West Bank poor may double over pandemic: World Bank

02 Jun, 2020

OCCUPIED JERUSALEM: Poverty in the occupied West Bank may double as Palestinians are slammed by the economic fallout of the coronavirus pandemic, the World Bank warned on Monday. The Palestinian territories have seen low infection rates after acting quickly to curtail the spread of COVID-19, with three deaths out of 450 cases registered among some five million residents in Gaza and the West Bank.

But the Palestinian Authority's financial situation is "expected to become increasingly difficult" due to loss of income and increased spending on healthcare and other areas, the World Bank said in a report.

The fallout is expected to see the number of households living below the poverty line increase this year from 14 to 30 percent in the West Bank, largely due to Palestinians being unable to cross into Israel for work.

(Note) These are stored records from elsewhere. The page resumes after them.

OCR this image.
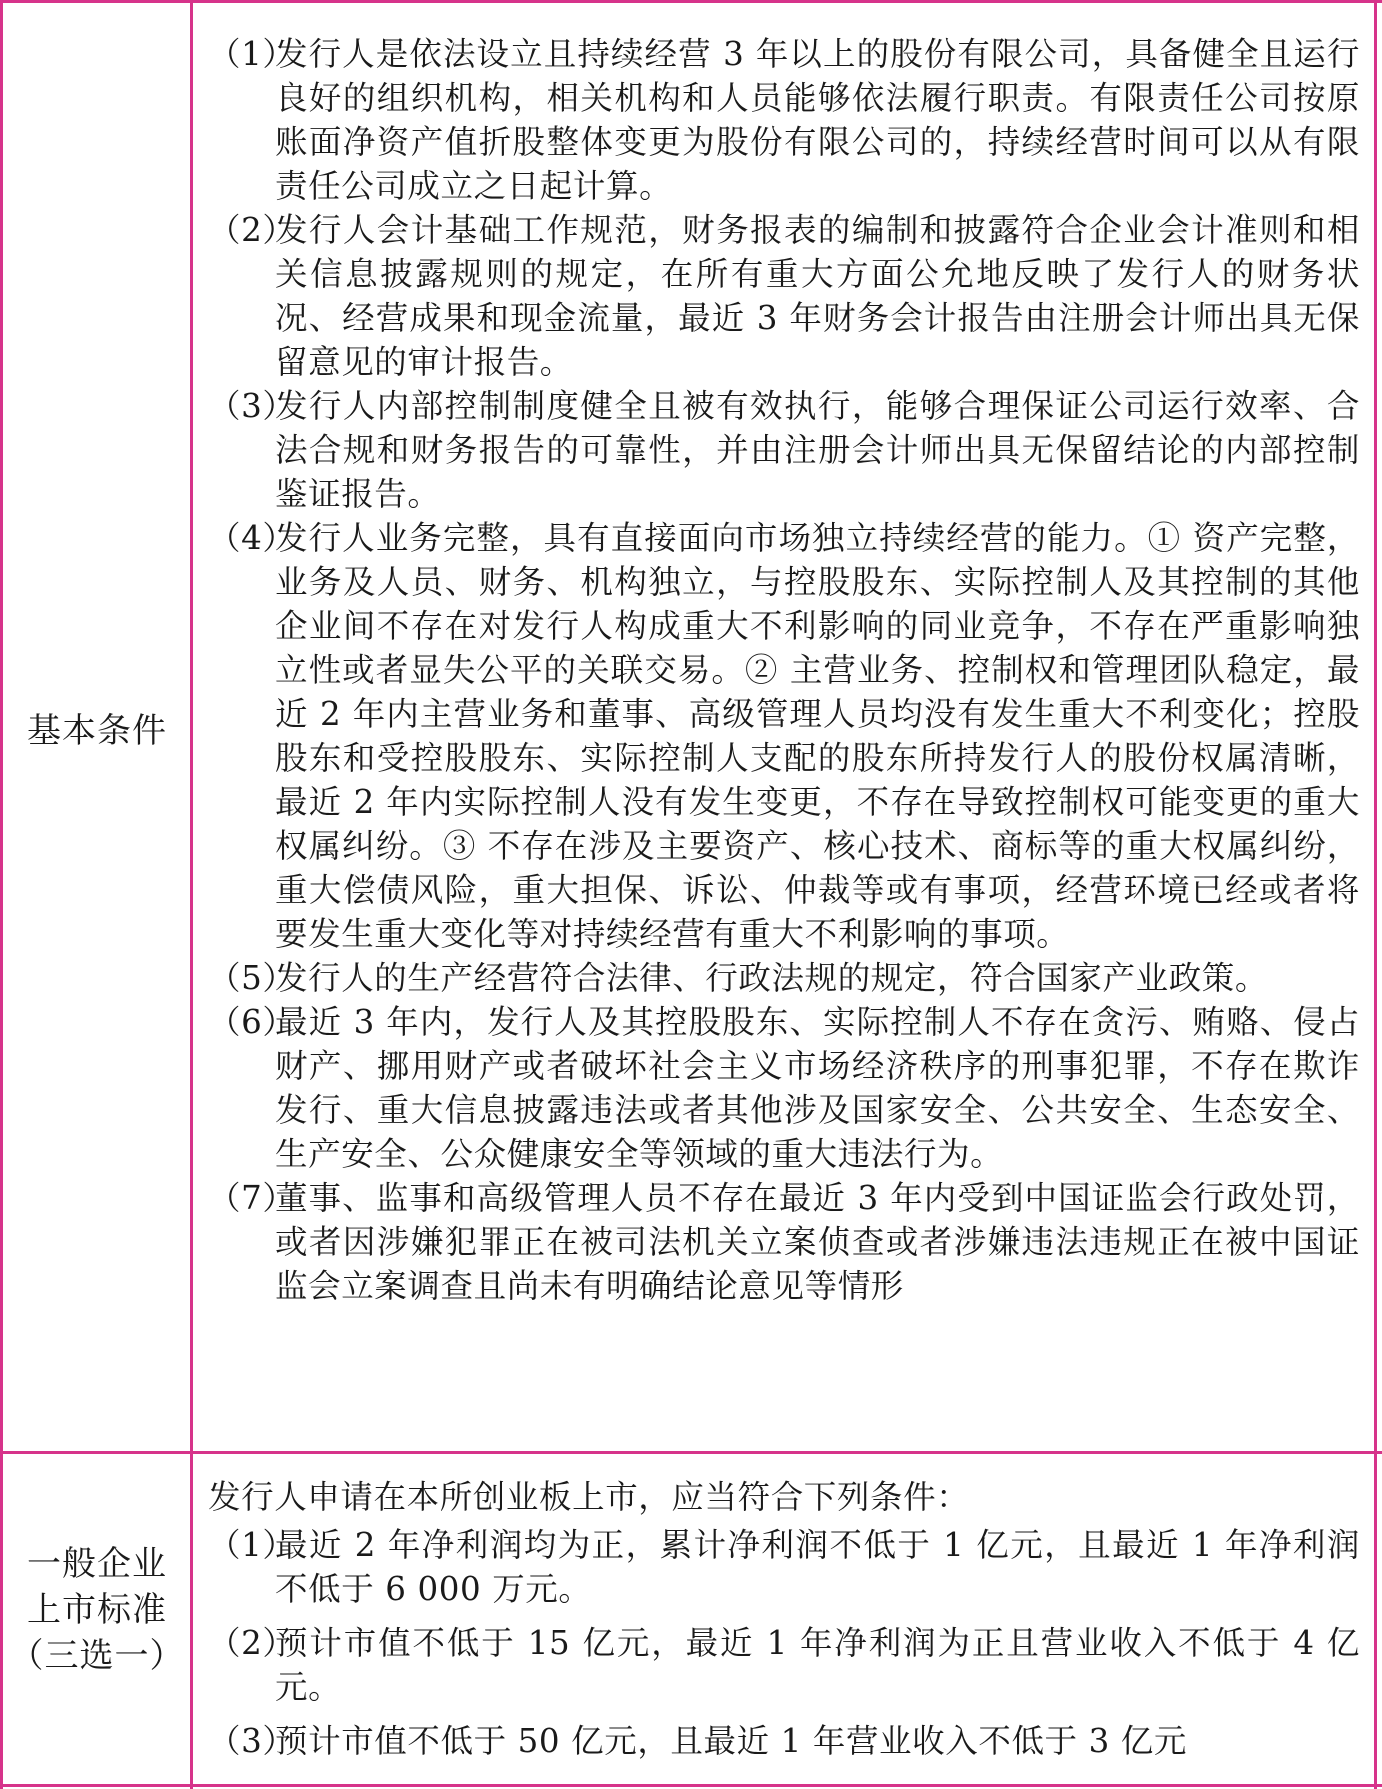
基本条件
（1）
发行人是依法设立且持续经营 3 年以上的股份有限公司，具备健全且运行良好的组织机构，相关机构和人员能够依法履行职责。有限责任公司按原账面净资产值折股整体变更为股份有限公司的，持续经营时间可以从有限责任公司成立之日起计算。
（2）
发行人会计基础工作规范，财务报表的编制和披露符合企业会计准则和相关信息披露规则的规定，在所有重大方面公允地反映了发行人的财务状况、经营成果和现金流量，最近 3 年财务会计报告由注册会计师出具无保留意见的审计报告。
（3）
发行人内部控制制度健全且被有效执行，能够合理保证公司运行效率、合法合规和财务报告的可靠性，并由注册会计师出具无保留结论的内部控制鉴证报告。
（4）
发行人业务完整，具有直接面向市场独立持续经营的能力。① 资产完整，业务及人员、财务、机构独立，与控股股东、实际控制人及其控制的其他企业间不存在对发行人构成重大不利影响的同业竞争，不存在严重影响独立性或者显失公平的关联交易。② 主营业务、控制权和管理团队稳定，最近 2 年内主营业务和董事、高级管理人员均没有发生重大不利变化；控股股东和受控股股东、实际控制人支配的股东所持发行人的股份权属清晰，最近 2 年内实际控制人没有发生变更，不存在导致控制权可能变更的重大权属纠纷。③ 不存在涉及主要资产、核心技术、商标等的重大权属纠纷，重大偿债风险，重大担保、诉讼、仲裁等或有事项，经营环境已经或者将要发生重大变化等对持续经营有重大不利影响的事项。
（5）
发行人的生产经营符合法律、行政法规的规定，符合国家产业政策。
（6）
最近 3 年内，发行人及其控股股东、实际控制人不存在贪污、贿赂、侵占财产、挪用财产或者破坏社会主义市场经济秩序的刑事犯罪，不存在欺诈发行、重大信息披露违法或者其他涉及国家安全、公共安全、生态安全、生产安全、公众健康安全等领域的重大违法行为。
（7）
董事、监事和高级管理人员不存在最近 3 年内受到中国证监会行政处罚，或者因涉嫌犯罪正在被司法机关立案侦查或者涉嫌违法违规正在被中国证监会立案调查且尚未有明确结论意见等情形
一般企业
上市标准
（三选一）

发行人申请在本所创业板上市，应当符合下列条件：

（1）
最近 2 年净利润均为正，累计净利润不低于 1 亿元，且最近 1 年净利润不低于 6 000 万元。
（2）
预计市值不低于 15 亿元，最近 1 年净利润为正且营业收入不低于 4 亿元。
（3）
预计市值不低于 50 亿元，且最近 1 年营业收入不低于 3 亿元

The PA last week announced an end to the lockdown it had imposed in early March across the West Bank after an outbreak of the Covid-19 illness in the biblical city of Bethlehem.

The easing allowed more than 63,000 Palestinians to pass through checkpoints for work on Sunday, according to the Israeli military branch handling civilian affairs in the occupied Palestinian territories. The borders of the Hamas-run Gaza Strip, which has been under a crippling Israeli blockade since 2007, remain closed to all but a few returning Gazans, who are quarantined on arrival.